In Onze vrienden, de vijandJames Boyce herinnert zich: ‘Verscholen van de oorlog in een rustige hoek van Frankrijk, beschut door bomen en bedekt met vorst, steken dikke twijgen, samengebonden om kleine kruisbeelden te vormen, uit de donzige sneeuw. Onder elk kruis rust een versleten helm.
“Een oude boom, gebouwd met een dik lichaam, staat boven het kleine kerkhof, zijn lange takken waken over de kleine bultjes in de sneeuw. In de kofferbak zijn met de bajonet van een geweer woorden gekerfd:
“De dood verenigt ons allemaal, en we staan allemaal aan dezelfde kant.”
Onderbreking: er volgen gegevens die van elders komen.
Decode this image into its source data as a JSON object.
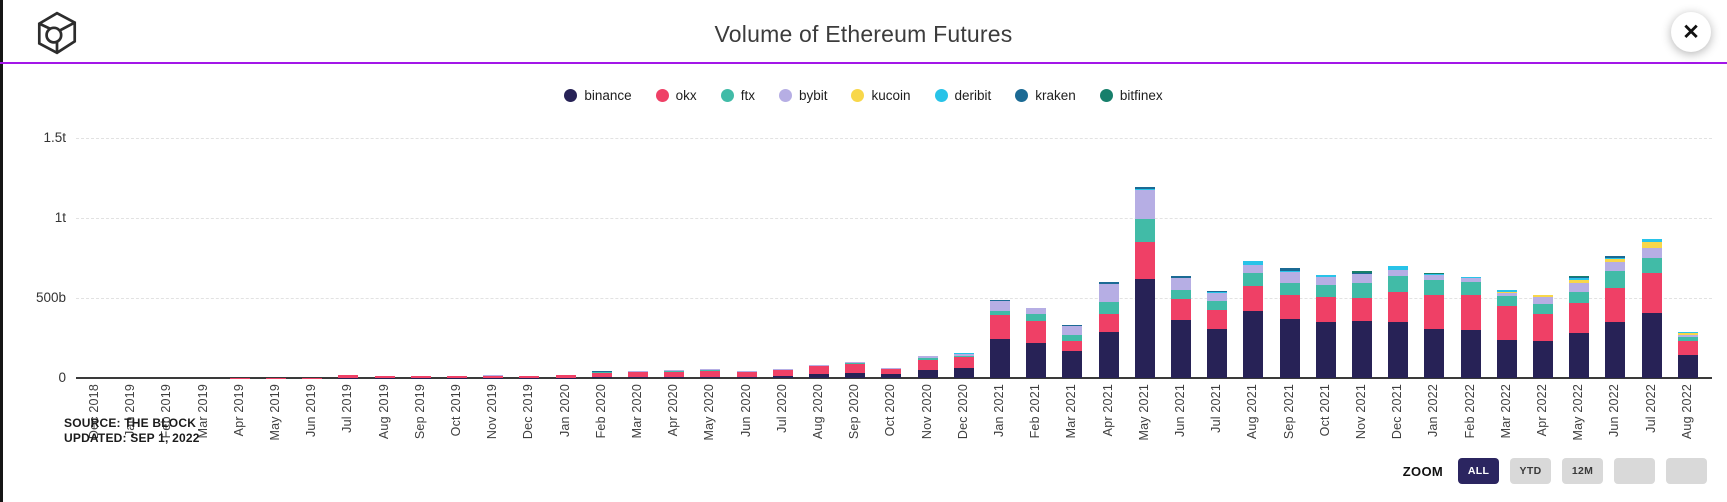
{
  "header": {
    "title": "Volume of Ethereum Futures",
    "close_glyph": "✕",
    "divider_color": "#A316E8"
  },
  "footer": {
    "source_line1": "SOURCE: THE BLOCK",
    "source_line2": "UPDATED: SEP 1, 2022",
    "zoom": {
      "label": "ZOOM",
      "active_bg": "#2B2560",
      "inactive_bg": "#D9D9D9",
      "buttons": [
        {
          "label": "ALL",
          "active": true
        },
        {
          "label": "YTD",
          "active": false
        },
        {
          "label": "12M",
          "active": false
        },
        {
          "label": "",
          "active": false
        },
        {
          "label": "",
          "active": false
        }
      ]
    }
  },
  "chart_data": {
    "type": "bar",
    "stacked": true,
    "title": "Volume of Ethereum Futures",
    "unit": "billions USD",
    "ylim": [
      0,
      1600
    ],
    "grid": "dashed horizontal",
    "legend_position": "top center",
    "yticks": [
      {
        "label": "1.5t",
        "value": 1500
      },
      {
        "label": "1t",
        "value": 1000
      },
      {
        "label": "500b",
        "value": 500
      },
      {
        "label": "0",
        "value": 0
      }
    ],
    "categories": [
      "Dec 2018",
      "Jan 2019",
      "Feb 2019",
      "Mar 2019",
      "Apr 2019",
      "May 2019",
      "Jun 2019",
      "Jul 2019",
      "Aug 2019",
      "Sep 2019",
      "Oct 2019",
      "Nov 2019",
      "Dec 2019",
      "Jan 2020",
      "Feb 2020",
      "Mar 2020",
      "Apr 2020",
      "May 2020",
      "Jun 2020",
      "Jul 2020",
      "Aug 2020",
      "Sep 2020",
      "Oct 2020",
      "Nov 2020",
      "Dec 2020",
      "Jan 2021",
      "Feb 2021",
      "Mar 2021",
      "Apr 2021",
      "May 2021",
      "Jun 2021",
      "Jul 2021",
      "Aug 2021",
      "Sep 2021",
      "Oct 2021",
      "Nov 2021",
      "Dec 2021",
      "Jan 2022",
      "Feb 2022",
      "Mar 2022",
      "Apr 2022",
      "May 2022",
      "Jun 2022",
      "Jul 2022",
      "Aug 2022"
    ],
    "series": [
      {
        "name": "binance",
        "color": "#272256",
        "values": [
          0,
          0,
          0,
          0,
          0,
          0,
          0,
          1,
          1,
          1,
          1,
          1,
          1,
          2,
          6,
          7,
          8,
          8,
          8,
          12,
          25,
          30,
          22,
          52,
          62,
          245,
          219,
          171,
          285,
          619,
          365,
          308,
          417,
          371,
          350,
          354,
          350,
          308,
          302,
          240,
          229,
          281,
          350,
          408,
          146
        ]
      },
      {
        "name": "okx",
        "color": "#EF4066",
        "values": [
          0,
          0,
          0,
          0,
          1,
          1,
          2,
          16,
          10,
          10,
          10,
          13,
          9,
          15,
          28,
          28,
          32,
          38,
          28,
          36,
          48,
          55,
          32,
          62,
          68,
          146,
          135,
          58,
          117,
          229,
          129,
          119,
          156,
          150,
          156,
          148,
          188,
          213,
          215,
          208,
          173,
          188,
          213,
          248,
          83
        ]
      },
      {
        "name": "ftx",
        "color": "#41BBA7",
        "values": [
          0,
          0,
          0,
          0,
          0,
          0,
          0,
          1,
          1,
          1,
          1,
          1,
          1,
          1,
          2,
          5,
          4,
          4,
          4,
          5,
          5,
          6,
          4,
          10,
          10,
          29,
          48,
          37,
          71,
          148,
          58,
          52,
          83,
          73,
          73,
          94,
          98,
          90,
          83,
          63,
          63,
          69,
          104,
          94,
          27
        ]
      },
      {
        "name": "bybit",
        "color": "#B6AEE4",
        "values": [
          0,
          0,
          0,
          0,
          0,
          0,
          0,
          1,
          1,
          1,
          1,
          1,
          1,
          2,
          3,
          3,
          5,
          4,
          4,
          4,
          4,
          6,
          4,
          13,
          12,
          60,
          33,
          58,
          112,
          180,
          70,
          50,
          52,
          69,
          52,
          52,
          37,
          31,
          27,
          23,
          42,
          56,
          58,
          63,
          10
        ]
      },
      {
        "name": "kucoin",
        "color": "#F8D74A",
        "values": [
          0,
          0,
          0,
          0,
          0,
          0,
          0,
          0,
          0,
          0,
          0,
          0,
          0,
          0,
          0,
          0,
          0,
          0,
          0,
          0,
          0,
          0,
          0,
          0,
          0,
          0,
          0,
          0,
          0,
          0,
          0,
          0,
          0,
          0,
          0,
          0,
          0,
          0,
          0,
          1,
          10,
          17,
          21,
          38,
          17
        ]
      },
      {
        "name": "deribit",
        "color": "#28C3E8",
        "values": [
          0,
          0,
          0,
          0,
          0,
          0,
          0,
          0,
          0,
          0,
          0,
          0,
          0,
          0,
          0,
          0,
          0,
          0,
          0,
          0,
          0,
          0,
          0,
          2,
          2,
          4,
          3,
          4,
          5,
          8,
          5,
          8,
          25,
          5,
          10,
          5,
          25,
          5,
          4,
          13,
          4,
          15,
          5,
          15,
          5
        ]
      },
      {
        "name": "kraken",
        "color": "#1B6A94",
        "values": [
          0,
          0,
          0,
          0,
          0,
          0,
          0,
          0,
          0,
          0,
          0,
          0,
          0,
          0,
          5,
          2,
          1,
          1,
          1,
          1,
          1,
          1,
          1,
          1,
          1,
          3,
          2,
          2,
          8,
          11,
          8,
          5,
          0,
          22,
          1,
          5,
          0,
          0,
          0,
          0,
          0,
          5,
          9,
          5,
          0
        ]
      },
      {
        "name": "bitfinex",
        "color": "#177F6B",
        "values": [
          0,
          0,
          0,
          0,
          0,
          0,
          0,
          0,
          0,
          0,
          0,
          0,
          0,
          0,
          0,
          0,
          0,
          0,
          0,
          0,
          0,
          0,
          0,
          0,
          0,
          0,
          0,
          0,
          0,
          0,
          0,
          0,
          0,
          0,
          0,
          9,
          0,
          9,
          0,
          0,
          0,
          4,
          0,
          0,
          0
        ]
      }
    ]
  }
}
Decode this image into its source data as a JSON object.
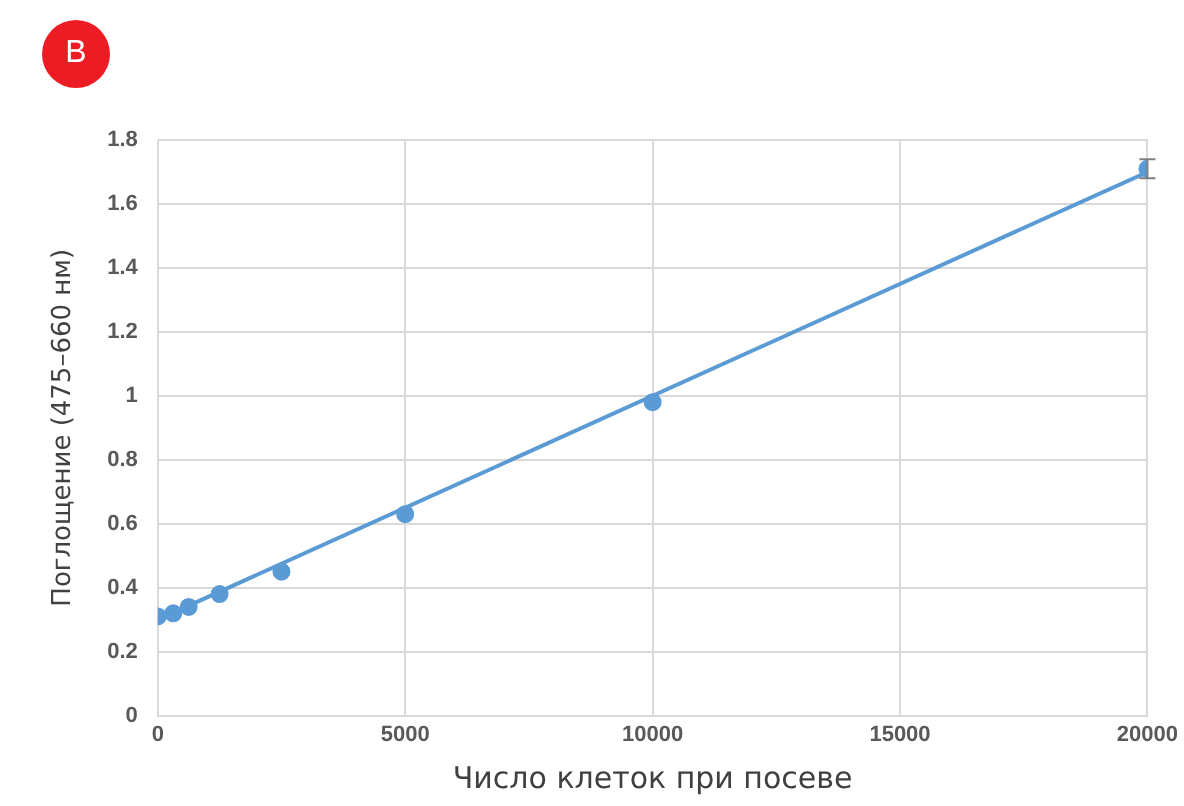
{
  "chart_data": {
    "type": "scatter",
    "xlabel": "Число клеток при посеве",
    "ylabel": "Поглощение (475–660 нм)",
    "annotations": [
      "В"
    ],
    "xlim": [
      0,
      20000
    ],
    "xticks": [
      0,
      5000,
      10000,
      15000,
      20000
    ],
    "ylim": [
      0,
      1.8
    ],
    "yticks": [
      0,
      0.2,
      0.4,
      0.6,
      0.8,
      1,
      1.2,
      1.4,
      1.6,
      1.8
    ],
    "grid": true,
    "legend": false,
    "marker": "circle",
    "series": [
      {
        "color": "#5b9bd5",
        "x": [
          0,
          312.5,
          625,
          1250,
          2500,
          5000,
          10000,
          20000
        ],
        "values": [
          0.31,
          0.32,
          0.34,
          0.38,
          0.45,
          0.63,
          0.98,
          1.71
        ],
        "errors": [
          null,
          null,
          null,
          null,
          null,
          null,
          null,
          0.03
        ]
      },
      {
        "type": "line",
        "color": "#5b9bd5",
        "x": [
          0,
          20000
        ],
        "values": [
          0.3,
          1.7
        ],
        "marker": "none"
      }
    ]
  }
}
Ze noemden het ‘de oorlog om alle oorlogen te beëindigen’. Pauzeer voor een sardonisch gelach, snel vooruit naar vandaag. Opnieuw rennen politici en anderen rond en slaan woest op de oorlogstrommels, waarbij ze toegeven aan onze angsten en lagere instincten. Hoewel er eigenlijk maar heel weinig verschillen onder ons zijn, zullen er uiteindelijk altijd mensen zijn die proberen die kleine verschillen in monsters te veranderen. Laat dat niet gebeuren.
We rusten allemaal aan dezelfde kant. Tot volgend jaar.
Michael Winship is de Emmy Award-winnende senior schrijver van Moyers & Company en BillMoyers.com, en een voormalig senior writing fellow bij de beleids- en belangenbehartigingsgroep Demos. Volg hem op Twitter op @MichaelWinship. [Dit verhaal verscheen voor het eerst op http://billmoyers.com/story/the-christmas-day-that-peace-broke-out/]
En 1 man KAN vandaag EN permanent een einde maken aan de hit DUMB US:
https://www.youtube.com/watch?v=AUV69LZbCNQ
Gelukkig voor de mensheid is het moeilijk om het gezond verstand volledig uit te roeien.
Helaas zijn het slechts ‘korte momenten’ die een onderbreking van de verschrikkingen van de oorlog in de weg staan. Ik herinnerde me dat ik tijdens het Ardennenoffensief had gelezen over een kleinschalige wapenstilstand in de Tweede Wereldoorlog, en vond deze na een zoektocht.
http://www.wjpbr.com/xmasmira.html
Eerder vandaag zag ik er op de Sic Semper Tyrannis-locatie nog een, en deze kleine breuk in de moord vond plaats in Vietnam!